S'agissant de l'accès aux soins de santé, la délégation a mis l'accent sur l'égalité des chances. Elle a informé le Comité que des tablettes ont été distribuées dans 82 hôpitaux, y compris régionaux, pour aider le personnel médical à communiquer avec les personnes atteintes de surdité, avec l'aide d'une organisation non gouvernementale. Cette ONG a d'ailleurs reçu le prix 2014 du Ministère de la santé pour sa contribution remarquable à l'accès au droit à la santé. Pour sa part, le personnel médical et paramédical suit des cours spéciaux lors de leur formation pour être à même de traiter des personnes handicapées. La loi sur le personnel médical est également en cours de réforme, a expliqué la délégation, qui a annoncé que sa version finale sera soumise au Gouvernement à la fin de l'année.

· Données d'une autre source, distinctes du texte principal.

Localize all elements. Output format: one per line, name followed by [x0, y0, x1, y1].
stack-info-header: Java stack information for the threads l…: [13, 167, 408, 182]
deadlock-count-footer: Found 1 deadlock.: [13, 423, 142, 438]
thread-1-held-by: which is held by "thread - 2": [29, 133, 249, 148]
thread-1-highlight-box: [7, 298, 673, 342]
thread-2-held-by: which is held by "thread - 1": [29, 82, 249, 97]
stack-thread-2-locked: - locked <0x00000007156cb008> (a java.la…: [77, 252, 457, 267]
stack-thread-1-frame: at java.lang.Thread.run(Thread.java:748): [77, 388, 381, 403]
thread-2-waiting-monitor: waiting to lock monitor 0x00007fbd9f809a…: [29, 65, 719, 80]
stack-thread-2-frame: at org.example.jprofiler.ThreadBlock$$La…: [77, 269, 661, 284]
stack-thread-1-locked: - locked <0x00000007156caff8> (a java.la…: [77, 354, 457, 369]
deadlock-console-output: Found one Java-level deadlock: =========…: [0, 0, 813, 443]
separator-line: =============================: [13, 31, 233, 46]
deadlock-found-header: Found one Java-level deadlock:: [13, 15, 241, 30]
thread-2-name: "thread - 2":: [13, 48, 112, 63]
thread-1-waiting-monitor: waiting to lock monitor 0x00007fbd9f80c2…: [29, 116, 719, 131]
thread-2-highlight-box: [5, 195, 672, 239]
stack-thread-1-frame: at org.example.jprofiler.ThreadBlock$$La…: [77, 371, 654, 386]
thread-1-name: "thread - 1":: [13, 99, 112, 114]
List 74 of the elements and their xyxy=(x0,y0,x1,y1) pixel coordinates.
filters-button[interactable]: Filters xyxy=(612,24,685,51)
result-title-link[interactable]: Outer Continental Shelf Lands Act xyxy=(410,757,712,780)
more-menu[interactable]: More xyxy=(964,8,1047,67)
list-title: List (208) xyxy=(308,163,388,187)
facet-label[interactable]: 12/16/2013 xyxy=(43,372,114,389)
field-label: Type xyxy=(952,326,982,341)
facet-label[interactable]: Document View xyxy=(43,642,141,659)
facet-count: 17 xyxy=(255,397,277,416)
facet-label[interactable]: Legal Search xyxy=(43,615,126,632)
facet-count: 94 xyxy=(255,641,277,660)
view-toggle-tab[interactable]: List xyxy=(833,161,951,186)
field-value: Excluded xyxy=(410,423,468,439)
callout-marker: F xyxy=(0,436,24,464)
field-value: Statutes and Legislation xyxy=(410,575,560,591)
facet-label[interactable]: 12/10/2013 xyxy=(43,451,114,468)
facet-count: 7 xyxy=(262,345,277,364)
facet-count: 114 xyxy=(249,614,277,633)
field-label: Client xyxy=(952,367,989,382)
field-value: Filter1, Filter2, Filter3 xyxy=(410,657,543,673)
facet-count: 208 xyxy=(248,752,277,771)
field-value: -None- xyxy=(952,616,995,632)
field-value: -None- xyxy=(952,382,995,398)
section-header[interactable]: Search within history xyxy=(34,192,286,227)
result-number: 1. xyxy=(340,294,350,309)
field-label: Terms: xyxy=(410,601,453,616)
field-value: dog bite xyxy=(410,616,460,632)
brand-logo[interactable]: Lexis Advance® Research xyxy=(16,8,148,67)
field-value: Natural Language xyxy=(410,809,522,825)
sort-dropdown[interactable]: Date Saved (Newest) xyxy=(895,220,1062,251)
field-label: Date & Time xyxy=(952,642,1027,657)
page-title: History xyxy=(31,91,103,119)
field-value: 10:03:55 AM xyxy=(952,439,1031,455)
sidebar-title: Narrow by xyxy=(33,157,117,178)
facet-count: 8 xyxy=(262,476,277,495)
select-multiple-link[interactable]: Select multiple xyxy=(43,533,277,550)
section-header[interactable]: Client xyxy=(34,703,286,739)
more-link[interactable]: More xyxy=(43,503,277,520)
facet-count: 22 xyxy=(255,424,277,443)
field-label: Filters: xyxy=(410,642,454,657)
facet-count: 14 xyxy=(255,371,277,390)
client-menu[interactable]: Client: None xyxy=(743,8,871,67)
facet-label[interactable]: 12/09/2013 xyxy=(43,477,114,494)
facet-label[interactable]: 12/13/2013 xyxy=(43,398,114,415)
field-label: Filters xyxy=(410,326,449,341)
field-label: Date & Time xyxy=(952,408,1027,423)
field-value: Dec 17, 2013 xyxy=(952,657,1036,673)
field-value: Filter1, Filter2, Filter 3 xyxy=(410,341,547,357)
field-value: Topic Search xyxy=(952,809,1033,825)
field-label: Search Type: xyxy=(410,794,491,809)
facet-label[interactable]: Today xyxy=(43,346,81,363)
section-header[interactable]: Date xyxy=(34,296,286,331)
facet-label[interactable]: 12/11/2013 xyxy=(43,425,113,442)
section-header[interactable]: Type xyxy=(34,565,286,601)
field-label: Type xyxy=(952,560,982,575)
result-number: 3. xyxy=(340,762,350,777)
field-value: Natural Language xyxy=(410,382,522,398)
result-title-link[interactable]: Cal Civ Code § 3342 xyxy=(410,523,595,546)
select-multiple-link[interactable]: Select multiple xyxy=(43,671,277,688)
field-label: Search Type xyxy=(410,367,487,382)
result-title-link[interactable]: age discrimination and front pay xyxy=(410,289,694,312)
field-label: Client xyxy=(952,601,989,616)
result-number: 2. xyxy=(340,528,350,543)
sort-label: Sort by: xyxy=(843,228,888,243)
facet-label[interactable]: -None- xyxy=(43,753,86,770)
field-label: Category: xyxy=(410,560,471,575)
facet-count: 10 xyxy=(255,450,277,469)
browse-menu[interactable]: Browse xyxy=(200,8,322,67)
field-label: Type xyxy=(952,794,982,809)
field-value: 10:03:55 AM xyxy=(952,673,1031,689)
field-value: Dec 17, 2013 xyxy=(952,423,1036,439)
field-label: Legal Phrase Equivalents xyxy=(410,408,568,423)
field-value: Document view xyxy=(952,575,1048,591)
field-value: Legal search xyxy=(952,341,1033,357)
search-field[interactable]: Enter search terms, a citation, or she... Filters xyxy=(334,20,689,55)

Des prestations d'aide à la mobilité, à l'achat et au conseil sont fournies aux handicapés et des indemnités sont versées à ceux vivant en deçà du seuil de pauvreté, pour répondre à leurs besoins matériels. Conscient que la plupart des personnes handicapées se situent tout juste au-dessus du seuil de pauvreté, l'État compte apporter davantage de contributions.

Conclusions

La délégation de la République tchèque s'est félicitée de l'occasion de poursuivre le dialogue ouvert et constructif avec les membres du Comité, ce qui aide la République tchèque à progresser dans l'application de la Convention. Elle a reconnu la nécessité d'investir plus d'efforts dans la collecte des données et statistiques, et de l'importance de services ouverts et humanisés dans le cadre de la poursuite de la désinstitutionalisation. De très nombreux défis restent à relever mais dans un avenir très proche, l'État espère mettre en place un système de logement adéquat et continuer la réforme du système psychiatrique. La réforme concerne aussi la question de la tutelle, des droits des enfants handicapés et de l'accès à l'emploi et à l'éducation.

MME MARÍA SOLEDAD CISTERNAS, Présidente du Comité, a estimé que la déclaration finale de la République tchèque montre la disposition du pays à répondre en toute franchise aux questions posées.

M. TATIÆ, rapporteur du Comité pour la République tchèque, a reconnu que la barre avait été placée très haut pour la République tchèque. Il a aussi rappelé que tout État partie pouvait solliciter une assistance technique pour la mise en œuvre de la Convention.